Terza lezione: per quello che riguarda casa nostra, critichiamo pure Monti per quello che ancora non sta facendo (per esempio provvedimenti per la crescita, leggi dure contro la corruzione o l’asta delle frequenze digitali televisive), ma non facciamoci raccontare che Berlusconi non era un problema. Capire gli errori che abbiamo fatto è la prima condizione per non ripeterli. E in questo caso le responsabilità sono chiare, a meno di non volersi prendere in giro. Il valore dello spread era praticamente irrilevante quando il Cavaliere andò al governo nel 2008: infatti all’epoca nessuno, a meno che non fosse uno specialista, aveva mai sentito la parola “spread”.

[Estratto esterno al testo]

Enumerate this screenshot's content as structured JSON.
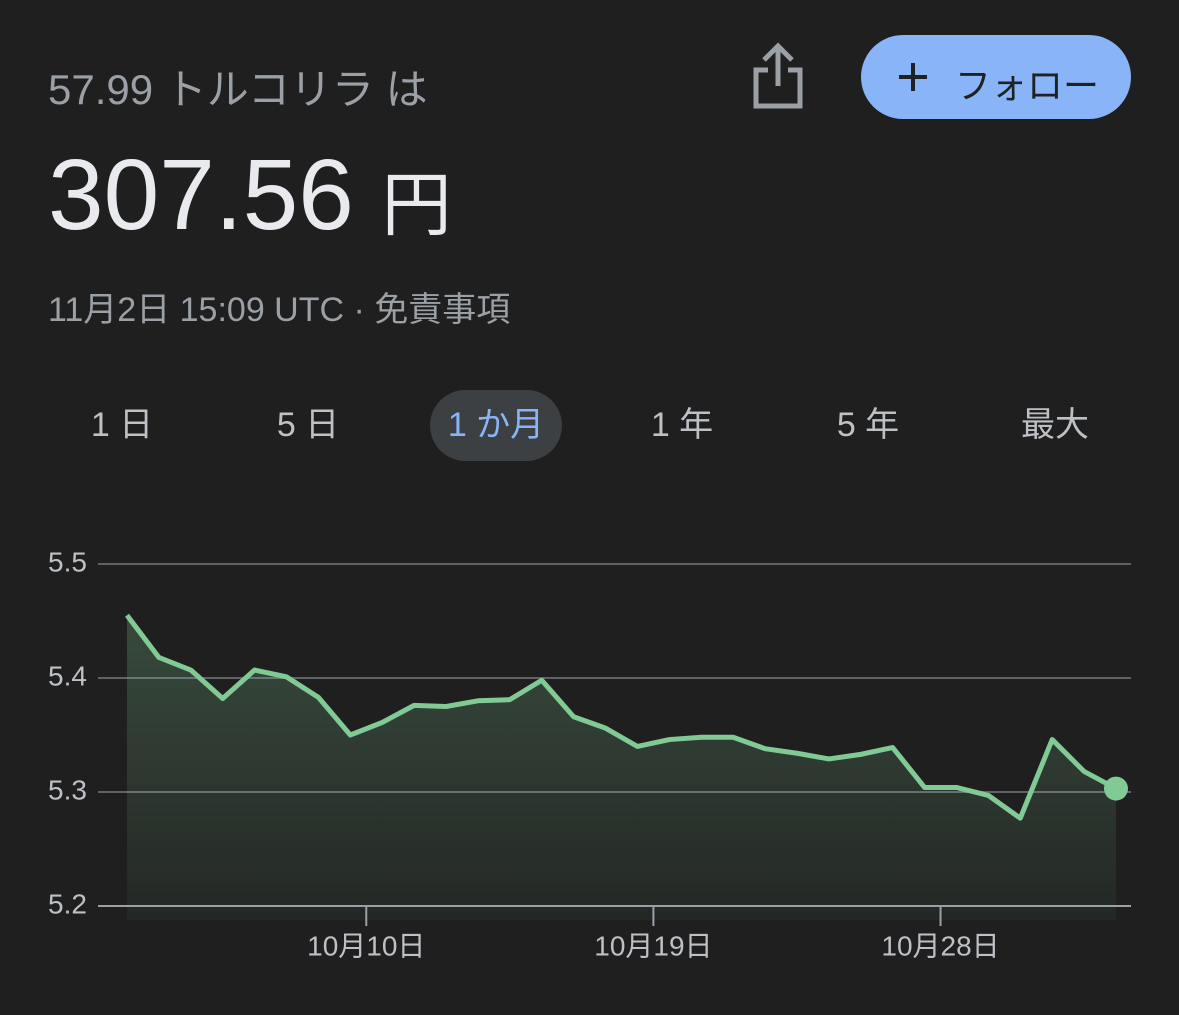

E’ pur vero che tutto ha origine dallo scoppio della crisi bancaria internazionale, che certo non è dipesa dal Cavaliere; ma è un dato di fatto che, se oggi siamo più a rischio di quasi tutti gli altri Stati europei, la colpa è delle condizioni di partenza già pregiudicate del nostro paese e della maldestra gestione dell’emergenza. E chi è responsabile di tutto questo? Sulla gestione della crisi c’è poco da dire: Berlusconi dapprima ha perso tempo prezioso negandola, e dopo in extremis ha annunciato provvedimenti-spot a cui nessuno ha dato credito.
Sulle condizioni di partenza, poi, l’analisi è ancora più impietosa. Se i primi responsabili del nostro grande debito pubblico sono stati i governi della Prima Repubblica, che ora non ci sono più, perché tutta questa devozione nel PDL per la figura di Bettino Craxi? Perché Brunetta si tenne il pregiudicato De Michelis come consulente? E comunque nella Seconda Repubblica si sarebbe potuto benissimo risolvere molte cose. Ora, dal maggio del ’94 al 16 novembre scorso, in 17 anni e mezzo, Berlusconi ha governato per più di 9 anni, intervallato da 7 anni di centro-sinistra (in cui comunque il Cavaliere manteneva un’opposizione numericamente rilevante) più 1 anno abbondante di governo tecnico Dini. Se non è stato risolto nulla e anzi la situazione è peggiorata (il debito ad esempio è aumentato), di chi sarà mai la colpa? Certo, le responsabilità non sono tutte solo dei governi di Berlusconi: ci sono anche gli altri. Ma è comunque assurdo che ora si cerchi di attribuire delle responsabilità a chi è venuto dopo per i danni fatti da chi ci ha governato prima. Proprio per questo, pur con tutte le sue contraddizioni, non si può non dar ragione a Beppe Grillo quando scrive: «è necessaria una Norimberga pubblica della classe politica con un calcio in culo al posto delle forche».